Profesor Arun Kundnani, dari New York University, menyimpulkan PVE sebagai “strategi untuk melakukan intervensi di dalam dinamika umat Islam dalam rangka memenangkan hati dan pikiran dan mengamankan kesetiaan terhadap demokrasi liberal Barat.” Program PVE pada kenyataannya adalah kebijakan pemerintah terhadap Islam. PVE datang untuk mendefinisikan hubungan antara pemerintah dan umat Islam. Hati dan pikiran mereka kini menjadi target dari sebuah pengawasan, pemetaan, dan propaganda yang terstruktur.
Dengan PVE, mereka berusaha masuk ke dalam ranah teologis untuk menentukan bagaimana Islam yang benar. Realita ini direpresentasikan oleh pernyataan gamblang yang di sampaikan oleh Tony Abbott, mantan Perdana Menteri Australia, yang menyatakan bahwa dalam kampanye hati dan pikiran melawan pandangan ekstrem dalam keyakinan Islam, diperlukan revolusi agama. “Kita tidak bisa terus menyangkal tentang masalah besar yang ada dalam Islam. Islam perlu mendeligitimasi perintah untuk membunuh orang yang menghina Nabi—dan hanya Muslim yang bisa melakukannya.”
Dalam pandangannya, Islam tidak pernah memiliki periode reformasi atau pencerahan yang sangat dibutuhkan. Bahkan, ia menyimpulkan bahwa beberapa kultur tidaklah sama sederajat. “Kita harus siap untuk memproklamirkan superioritas kultur kita dibanding kultur mereka yang membunuh orang atas nama Tuhan.”
Demikian juga Tony Blair. Dalam otobiografinya, ia menulis:
“Perang ini, saya khawatir, bukanlah perang antara kelompok ekstremis kecil dan tidak representatif melawan kita. Atau, paling tidak, bukan hanya itu. Perang ini juga adalah perjuangan fundamental terhadap pikiran, hati, dan jiwa Islam.”

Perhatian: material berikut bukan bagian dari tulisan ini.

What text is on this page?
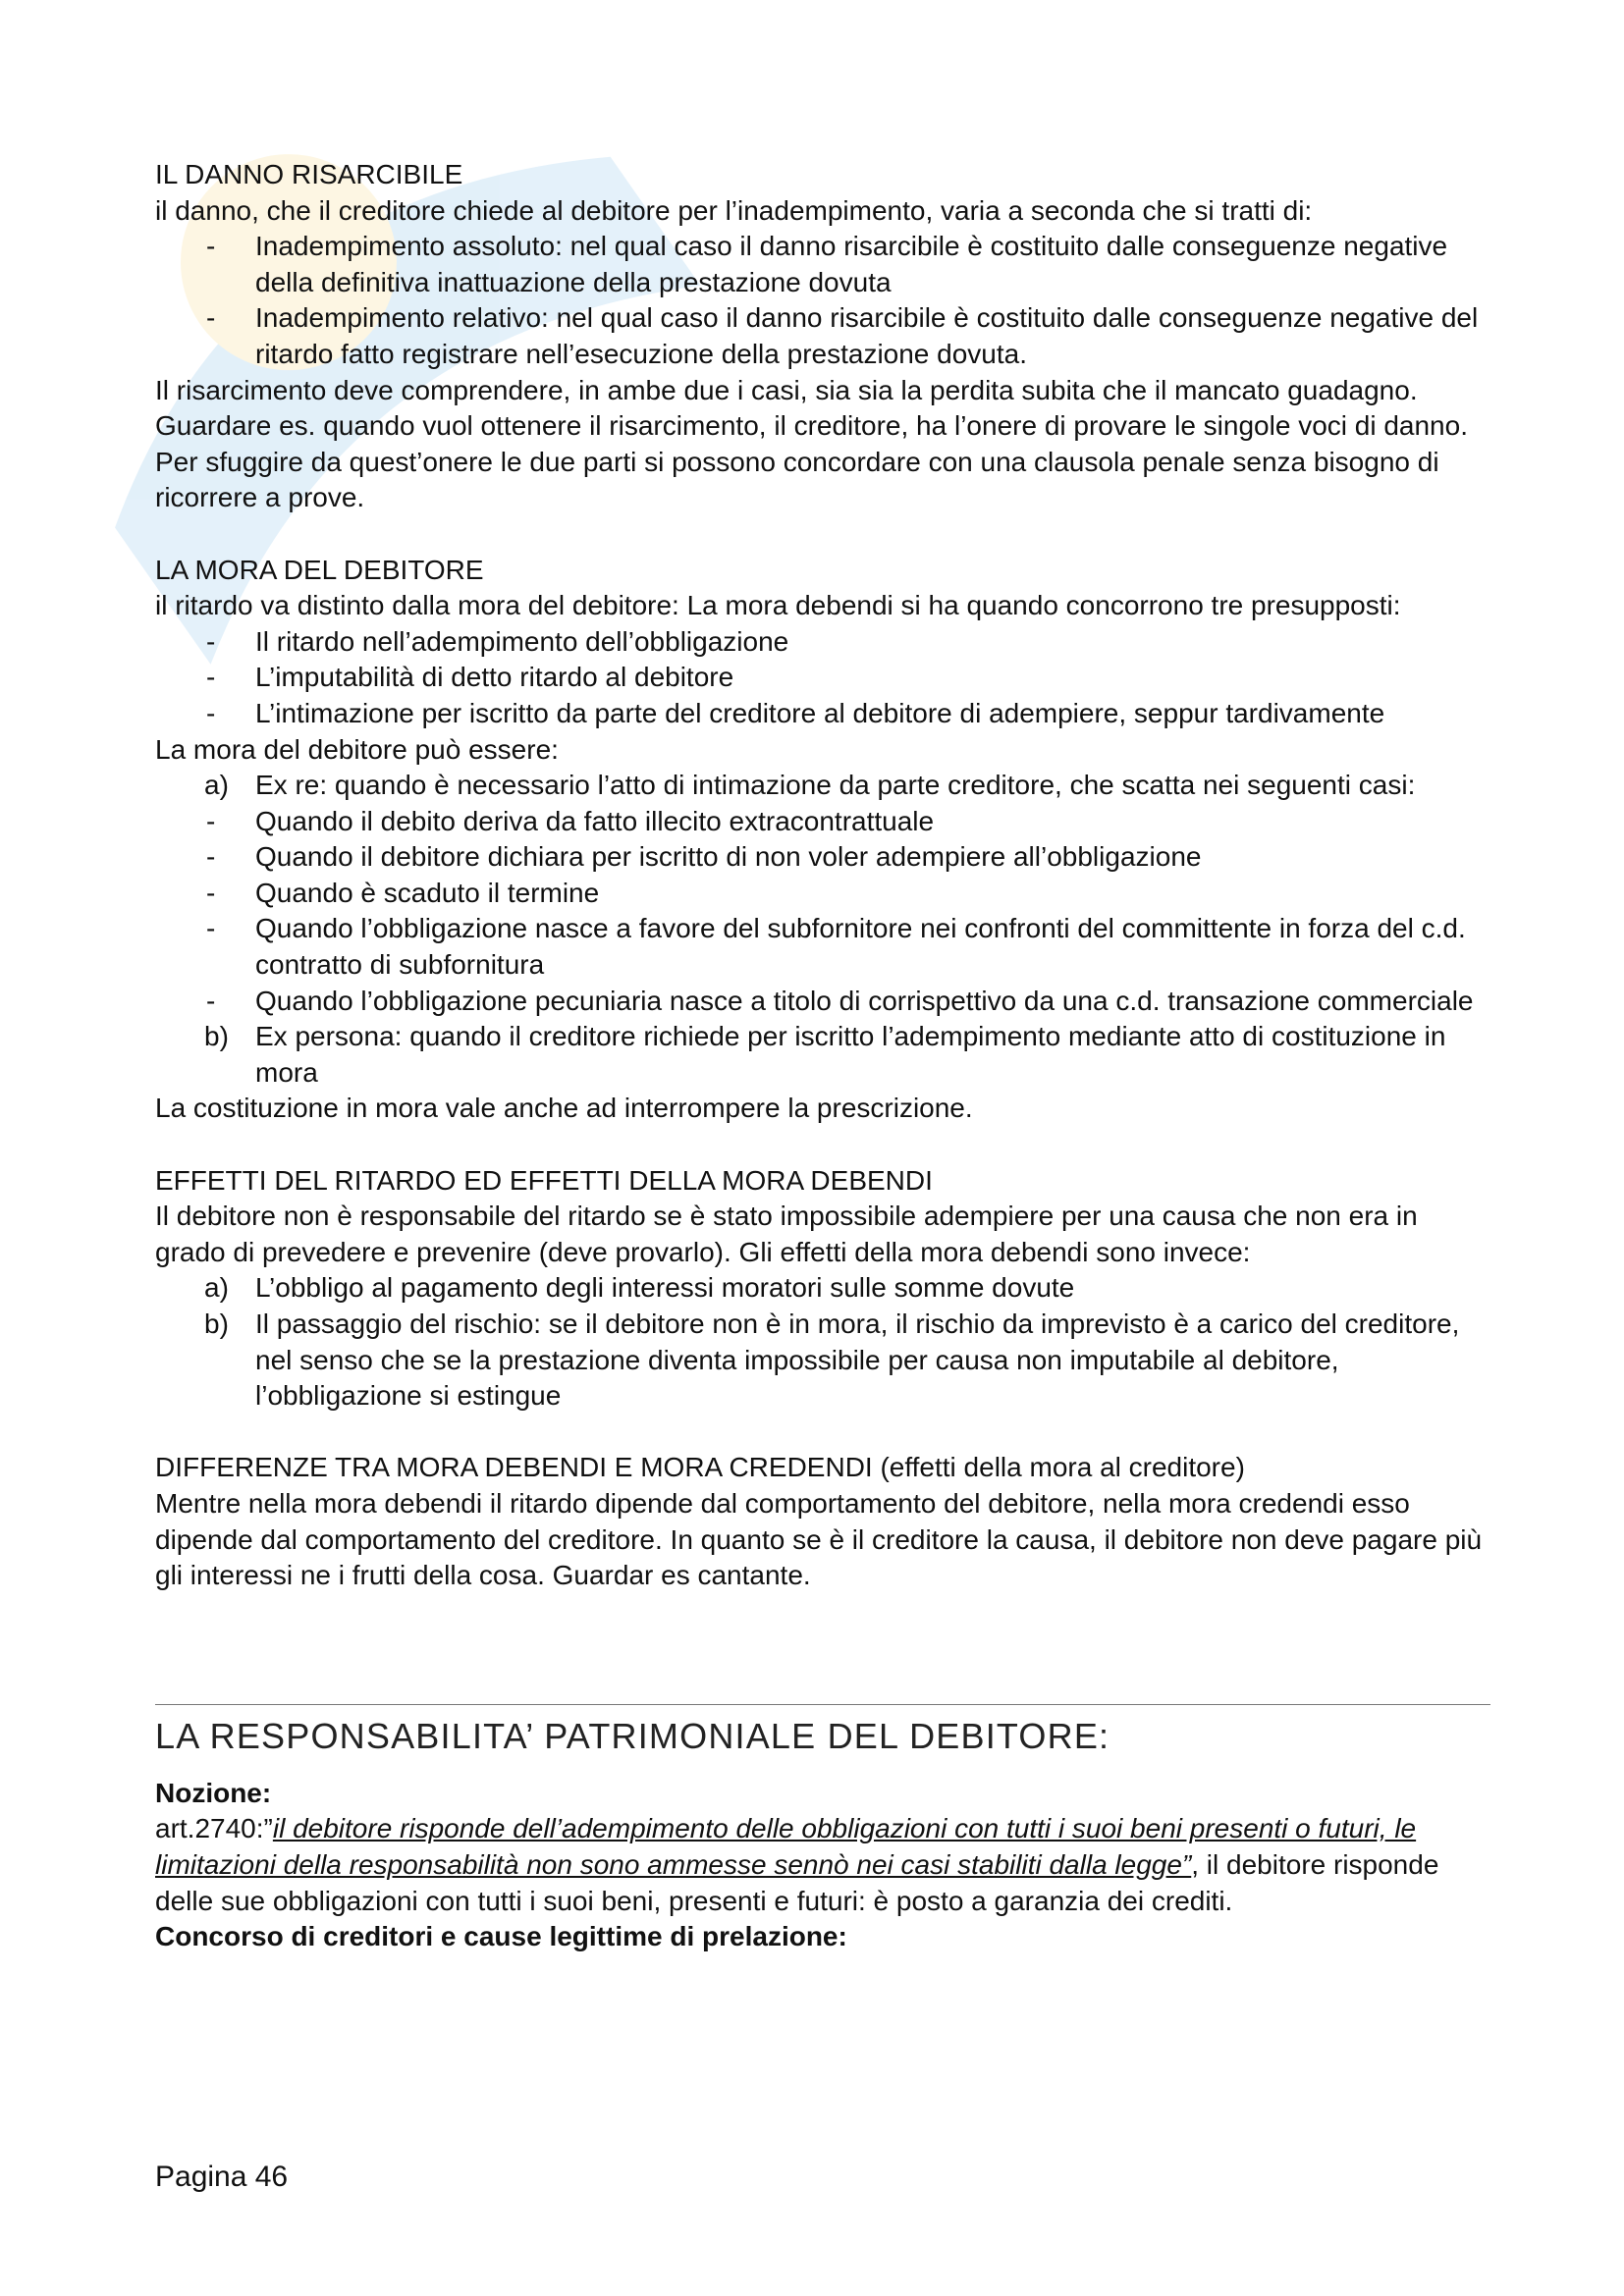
IL DANNO RISARCIBILE

il danno, che il creditore chiede al debitore per l’inadempimento, varia a seconda che si tratti di:

- Inadempimento assoluto: nel qual caso il danno risarcibile è costituito dalle conseguenze negative della definitiva inattuazione della prestazione dovuta
- Inadempimento relativo: nel qual caso il danno risarcibile è costituito dalle conseguenze negative del ritardo fatto registrare nell’esecuzione della prestazione dovuta.

Il risarcimento deve comprendere, in ambe due i casi, sia sia la perdita subita che il mancato guadagno. Guardare es. quando vuol ottenere il risarcimento, il creditore, ha l’onere di provare le singole voci di danno. Per sfuggire da quest’onere le due parti si possono concordare con una clausola penale senza bisogno di ricorrere a prove.

LA MORA DEL DEBITORE

il ritardo va distinto dalla mora del debitore: La mora debendi si ha quando concorrono tre presupposti:

- Il ritardo nell’adempimento dell’obbligazione
- L’imputabilità di detto ritardo al debitore
- L’intimazione per iscritto da parte del creditore al debitore di adempiere, seppur tardivamente

La mora del debitore può essere:

a) Ex re: quando è necessario l’atto di intimazione da parte creditore, che scatta nei seguenti casi:
- Quando il debito deriva da fatto illecito extracontrattuale
- Quando il debitore dichiara per iscritto di non voler adempiere all’obbligazione
- Quando è scaduto il termine
- Quando l’obbligazione nasce a favore del subfornitore nei confronti del committente in forza del c.d. contratto di subfornitura
- Quando l’obbligazione pecuniaria nasce a titolo di corrispettivo da una c.d. transazione commerciale
b) Ex persona: quando il creditore richiede per iscritto l’adempimento mediante atto di costituzione in mora

La costituzione in mora vale anche ad interrompere la prescrizione.

EFFETTI DEL RITARDO ED EFFETTI DELLA MORA DEBENDI

Il debitore non è responsabile del ritardo se è stato impossibile adempiere per una causa che non era in grado di prevedere e prevenire (deve provarlo). Gli effetti della mora debendi sono invece:

a) L’obbligo al pagamento degli interessi moratori sulle somme dovute
b) Il passaggio del rischio: se il debitore non è in mora, il rischio da imprevisto è a carico del creditore, nel senso che se la prestazione diventa impossibile per causa non imputabile al debitore, l’obbligazione si estingue

DIFFERENZE TRA MORA DEBENDI E MORA CREDENDI (effetti della mora al creditore)

Mentre nella mora debendi il ritardo dipende dal comportamento del debitore, nella mora credendi esso dipende dal comportamento del creditore. In quanto se è il creditore la causa, il debitore non deve pagare più gli interessi ne i frutti della cosa. Guardar es cantante.

LA RESPONSABILITA’ PATRIMONIALE DEL DEBITORE:

Nozione:

art.2740:”il debitore risponde dell’adempimento delle obbligazioni con tutti i suoi beni presenti o futuri, le limitazioni della responsabilità non sono ammesse sennò nei casi stabiliti dalla legge”, il debitore risponde delle sue obbligazioni con tutti i suoi beni, presenti e futuri: è posto a garanzia dei crediti.

Concorso di creditori e cause legittime di prelazione:

Pagina 46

Mereka melakukannya dengan mensponsori kelompok moderat untuk mempromosikan pesan-pesan anti ekstremis yang diminta oleh pemerintah. Dengan demikian, dalam PVE, pemerintah melakukan intervensi ke dalam debat teologis tentang makna sejati dari agama. Tentu saja, hal ini merupakan pelanggaran yang sangat paradoks dengan prinsip sekularisme yang dianut pemerintah yang komunitas umat Islam justru dipaksa untuk berpegang atasnya. Bagi organisasi Islam yang mampu mempresentasikan diri sebagai “moderat”, bantuan keuangan dan sumber daya akan diberikan. Pembedaan antara “moderat” dan “ekstremis” bisa secara fleksibel dieksploitasi oleh pemerintah untuk memarjinalisasi pihak-pihak yang kritis terhadap kebijakannya.
PVE adalah program yang dimotivasi oleh politik, bukan strategi kontraterorisme. Dan alasan kenapa ia berhasil diterapkan adalah sebagian umat Islam dengan mudah menerima narasi tunggal yang disetir oleh Barat yang berlaku dalam “perang melawan teror”. Narasi yang digunakan terkait dengan kekerasan politik, ekstremisme, radikalisasi, dan persoalan Islam/Muslim sangat dipengaruhi oleh think tanks AS dan Inggris serta kelompok kebijakan mereka, yaitu bersifat ideologis dan politis.
Hasilnya adalah sebuah kebijakan yang tidak lagi tentang pencegahan kekerasan yang termotivasi oleh politik—yang disebabkan oleh dukungan Barat pada pemerintah yang zalim dan penindasan yang mereka lakukan pada dunia Islam, bukan ideologi—tapi lebih kepada kebijakan untuk mengalahkan ideologi Islam itu sendiri, dengan hanya menerima Islam yang bersahabat bagi nilai-nilai Barat.
Dengan program PVE-nya, Barat berusaha mendefenisikan ulang Islam. Meski dalam retorikanya ingin perdamaian dan persatuan, realitanya mereka justru berusaha memecah belah Islam dengan membuat pengelompokan: Islam moderat dan Islam ekstrim. Padahal, “Islam adalah Islam, dan akan selalu demikian hingga hari kiamat.”
Mungkin, mereka bisa memotong seluruh bunga, namun mereka tidak bisa mencegah datangnya musim semi.